Turkey’s General Directorate of Security (EGM) has announced that 31 people were detained and nine of them were arrested over allegedly sharing “provocative” social media posts about the two devastating quakes that shook the southeastern region of the country.
Sosyal medya platformlarında depreme ilişkin provokatif paylaşımlarda bulunan 274 hesap yöneticisi tespit edildi. 31 şahıs gözaltına alındı, 9'u tutuklandı.— Türk Polis Teşkilatı (@EmniyetGM) February 9, 2023
Yardımsever vatandaşlarımızı suistimal etmek isteyen internet sitelerinin kapatılması sağlandı. pic.twitter.com/CLSmmsuLtf
The directorate said they identified the account users who allegedly shared provocative posts “to create fear and panic.”

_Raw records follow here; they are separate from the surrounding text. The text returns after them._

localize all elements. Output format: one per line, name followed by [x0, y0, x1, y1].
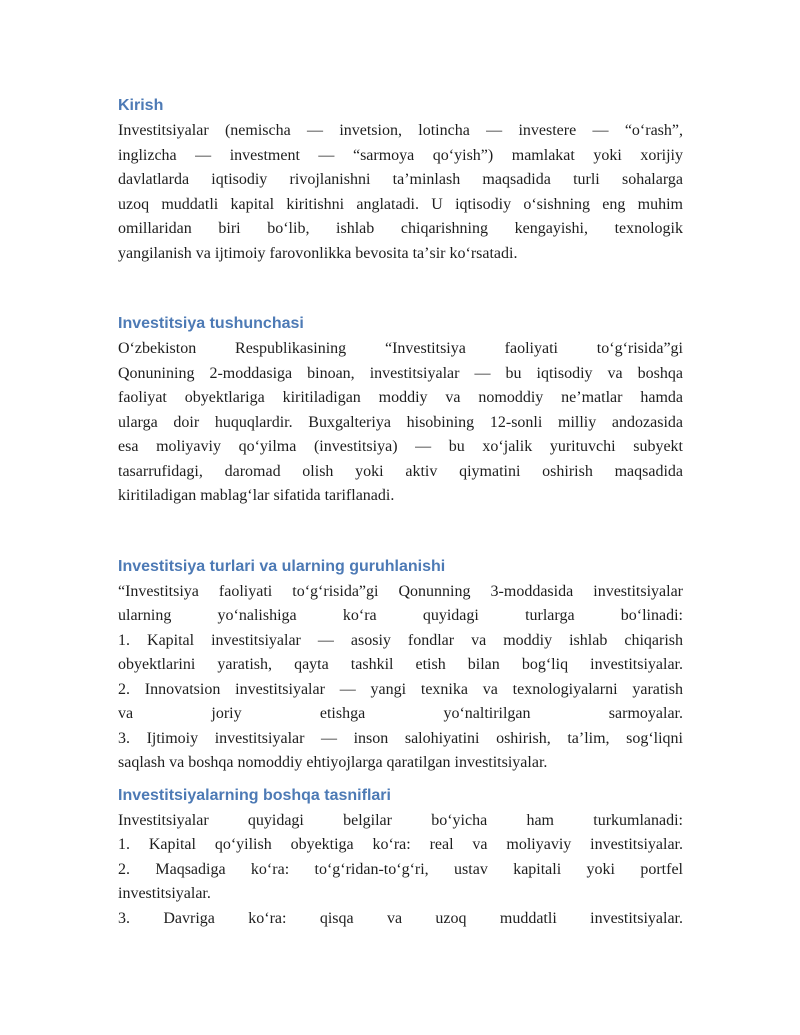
text-line: Qonunining 2-moddasiga binoan, investitsiyalar — bu iqtisodiy va boshqa — [118, 364, 683, 382]
text-line: 2. Innovatsion investitsiyalar — yangi texnika va texnologiyalarni yaratish — [118, 680, 683, 698]
text-line: davlatlarda iqtisodiy rivojlanishni taʼminlash maqsadida turli sohalarga — [118, 171, 683, 188]
section-heading: Investitsiya turlari va ularning guruhlanishi — [118, 557, 446, 575]
text-line: Oʻzbekiston Respublikasining “Investitsiya faoliyati toʻgʻrisida”gi — [118, 340, 683, 357]
section-heading: Investitsiya tushunchasi — [118, 315, 304, 332]
text-line: obyektlarini yaratish, qayta tashkil etish bilan bogʻliq investitsiyalar. — [118, 656, 683, 673]
section-heading: Kirish — [118, 97, 164, 114]
paragraph — [118, 337, 683, 509]
text-line: inglizcha — investment — “sarmoya qoʻyish”) mamlakat yoki xorijiy — [118, 146, 683, 164]
paragraph — [118, 580, 683, 776]
text-line: yangilanish va ijtimoiy farovonlikka bevosita taʼsir koʻrsatadi. — [118, 244, 518, 262]
text-line: ularga doir huquqlardir. Buxgalteriya hisobining 12-sonli milliy andozasida — [118, 413, 683, 431]
text-line: esa moliyaviy qoʻyilma (investitsiya) — bu xoʻjalik yurituvchi subyekt — [118, 438, 683, 455]
section-kirish — [118, 96, 683, 266]
text-line: va joriy etishga yoʻnaltirilgan sarmoyalar. — [118, 705, 683, 722]
text-line: ularning yoʻnalishiga koʻra quyidagi turlarga boʻlinadi: — [118, 607, 683, 624]
section-investitsiya-tushunchasi — [118, 314, 683, 509]
text-line: 2. Maqsadiga koʻra: toʻgʻridan-toʻgʻri, ustav kapitali yoki portfel — [118, 860, 683, 878]
text-line: investitsiyalar. — [118, 885, 211, 902]
text-line: tasarrufidagi, daromad olish yoki aktiv qiymatini oshirish maqsadida — [118, 462, 683, 480]
paragraph — [118, 809, 683, 932]
text-line: uzoq muddatli kapital kiritishni anglatadi. U iqtisodiy oʻsishning eng muhim — [118, 195, 683, 213]
text-line: Investitsiyalar quyidagi belgilar boʻyicha ham turkumlanadi: — [118, 811, 683, 829]
text-line: omillaridan biri boʻlib, ishlab chiqarishning kengayishi, texnologik — [118, 220, 683, 237]
text-line: saqlash va boshqa nomoddiy ehtiyojlarga qaratilgan investitsiyalar. — [118, 754, 548, 771]
text-line: 3. Ijtimoiy investitsiyalar — inson salohiyatini oshirish, taʼlim, sogʻliqni — [118, 729, 683, 747]
section-investitsiya-turlari — [118, 557, 683, 776]
section-heading: Investitsiyalarning boshqa tasniflari — [118, 786, 391, 804]
text-line: kiritiladigan mablagʻlar sifatida tariflanadi. — [118, 487, 395, 504]
section-boshqa-tasniflari — [118, 786, 683, 932]
text-line: 1. Kapital qoʻyilish obyektiga koʻra: real va moliyaviy investitsiyalar. — [118, 836, 683, 853]
text-line: “Investitsiya faoliyati toʻgʻrisida”gi Qonunning 3-moddasida investitsiyalar — [118, 582, 683, 600]
text-line: Investitsiyalar (nemischa — invetsion, lotincha — investere — “oʻrash”, — [118, 122, 683, 139]
text-line: 3. Davriga koʻra: qisqa va uzoq muddatli investitsiyalar. — [118, 909, 683, 927]
text-line: 1. Kapital investitsiyalar — asosiy fondlar va moddiy ishlab chiqarish — [118, 631, 683, 649]
text-line: faoliyat obyektlariga kiritiladigan moddiy va nomoddiy neʼmatlar hamda — [118, 389, 683, 406]
paragraph — [118, 119, 683, 266]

Security forces detained 31 of them upon the public prosecutor's office's instruction, and nine of them have been arrested, the EGM said.

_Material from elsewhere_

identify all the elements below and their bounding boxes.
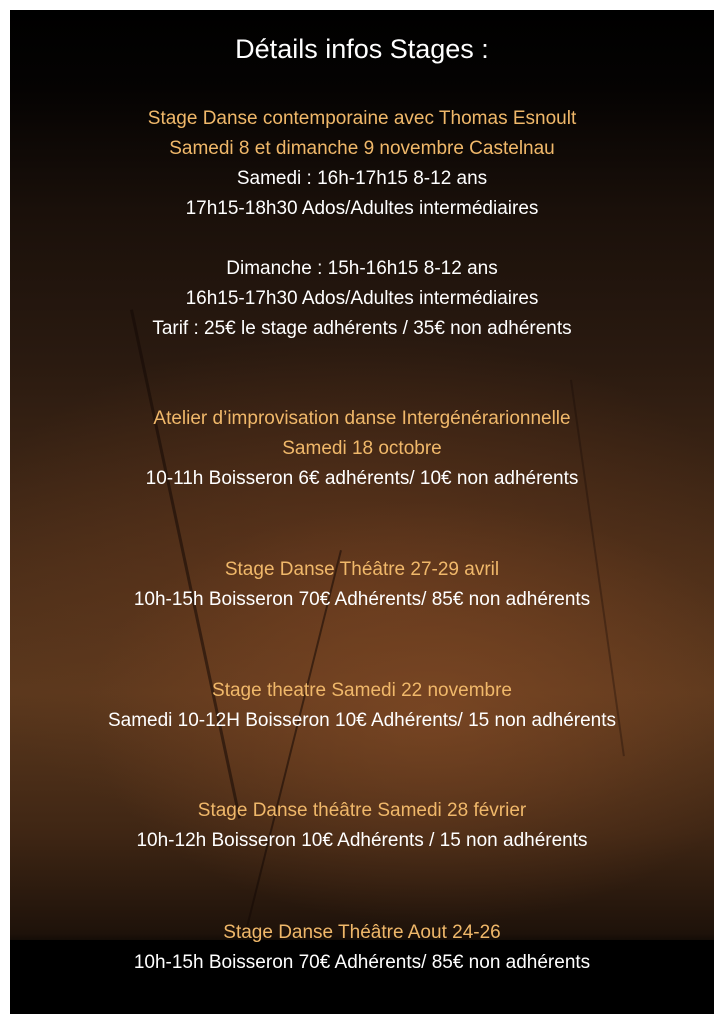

On the other hand, 24 websites were closed because they were created for phishing by using online aid campaigns. In phishing, attackers trick users into downloading malware or disclosing personal information by imitating a trusted entity.

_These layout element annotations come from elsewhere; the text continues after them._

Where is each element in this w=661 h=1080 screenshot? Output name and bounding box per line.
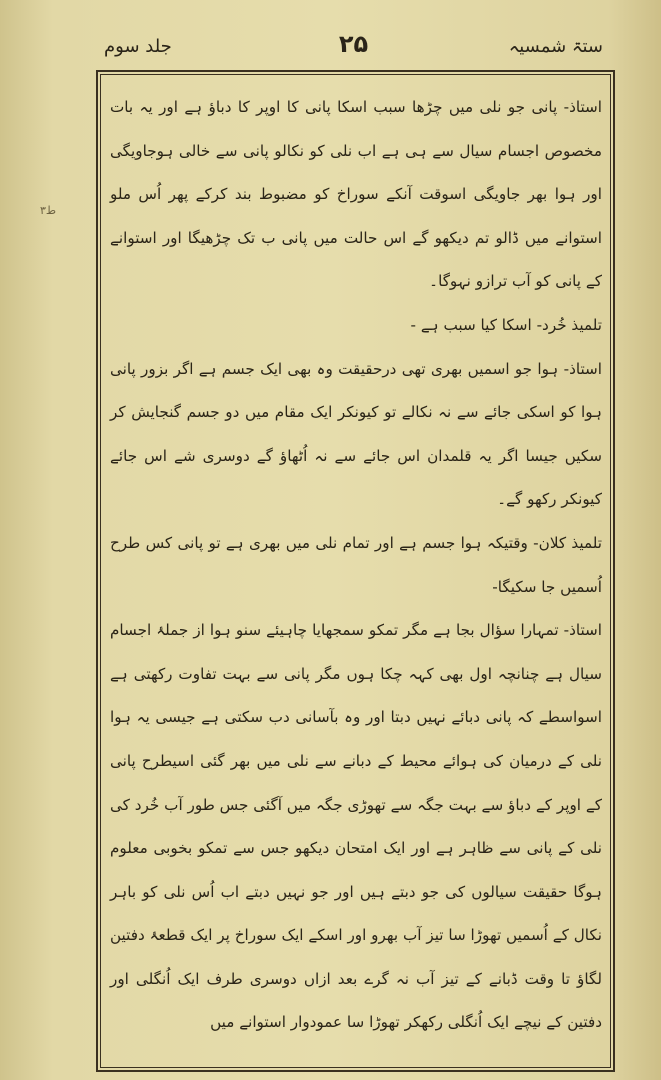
page-header — [96, 30, 611, 70]
paragraph-elder-student-1: تلمیذ کلان- وقتیکہ ہوا جسم ہے اور تمام نلی میں بھری ہے تو پانی کس طرح اُسمیں جا سکیگا- — [110, 533, 602, 596]
body-text — [110, 86, 602, 1045]
paragraph-teacher-3: استاذ- تمہارا سؤال بجا ہے مگر تمکو سمجھایا چاہیئے سنو ہوا از جملۂ اجسام سیال ہے چنانچہ اول بھی کہہ چکا ہوں مگر پانی سے بہت تفاوت رکھتی ہے اسواسطے کہ پانی دبائے نہیں دبتا اور وہ بآسانی دب سکتی ہے جیسی یہ ہوا نلی کے درمیان کی ہوائے محیط کے دبانے سے نلی میں بھر گئی اسیطرح پانی کے اوپر کے دباؤ سے بہت جگہ سے تھوڑی جگہ میں آگئی جس طور آب خُرد کی نلی کے پانی سے ظاہر ہے اور ایک امتحان دیکھو جس سے تمکو بخوبی معلوم ہوگا حقیقت سیالوں کی جو دبتے ہیں اور جو نہیں دبتے اب اُس نلی کو باہر نکال کے اُسمیں تھوڑا سا تیز آب بھرو اور اسکے ایک سوراخ پر ایک قطعۂ دفتین لگاؤ تا وقت ڈبانے کے تیز آب نہ گرے بعد ازاں دوسری طرف ایک اُنگلی اور دفتین کے نیچے ایک اُنگلی رکھکر تھوڑا سا عمودوار استوانے میں — [110, 621, 602, 1032]
paragraph-teacher-2: استاذ- ہوا جو اسمیں بھری تھی درحقیقت وہ بھی ایک جسم ہے اگر بزور پانی ہوا کو اسکی جائے سے نہ نکالے تو کیونکر ایک مقام میں دو جسم گنجایش کر سکیں جیسا اگر یہ قلمدان اس جائے سے نہ اُٹھاؤ گے دوسری شے اس جائے کیونکر رکھو گے۔ — [110, 359, 602, 509]
volume-label: جلد سوم — [104, 36, 172, 57]
margin-note: ۳ط — [40, 204, 57, 217]
book-title: ستۃ شمسیہ — [508, 36, 603, 57]
paragraph-teacher-1: استاذ- پانی جو نلی میں چڑھا سبب اسکا پانی کا اوپر کا دباؤ ہے اور یہ بات مخصوص اجسام سیال سے ہی ہے اب نلی کو نکالو پانی سے خالی ہوجاویگی اور ہوا بھر جاویگی اسوقت آنکے سوراخ کو مضبوط بند کرکے پھر اُس ملو استوانے میں ڈالو تم دیکھو گے اس حالت میں پانی ب تک چڑھیگا اور استوانے کے پانی کو آب ترازو نہوگا۔ — [110, 98, 602, 291]
page-number: ۲۵ — [338, 30, 369, 58]
paragraph-young-student-1: تلمیذ خُرد- اسکا کیا سبب ہے - — [410, 315, 602, 334]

Additionally, necessary actions were taken regarding four social media accounts that demand money from citizens by imitating the names of official institutions, the EGM said. Three crypto wallets where money is requested to be deposited using the "earthquake aid" were determined, and the wallets were frozen.
The move came after some people were detained over their social media posts criticizing the government’s response to devastating quakes.
Moreover, Twitter was restricted in Turkey for about nine hours on Feb. 8 following severe criticisms of the government’s response to the quakes. The social media app was a key communication platform for thousands of people to share information and location about their beloved ones under the rubble to help them to be rescued.
On the other hand, President Recep Tayyip Erdoğan said that the nation should only pay attention to remarks coming from the authorities and ignore people he labelled as "provocateurs.”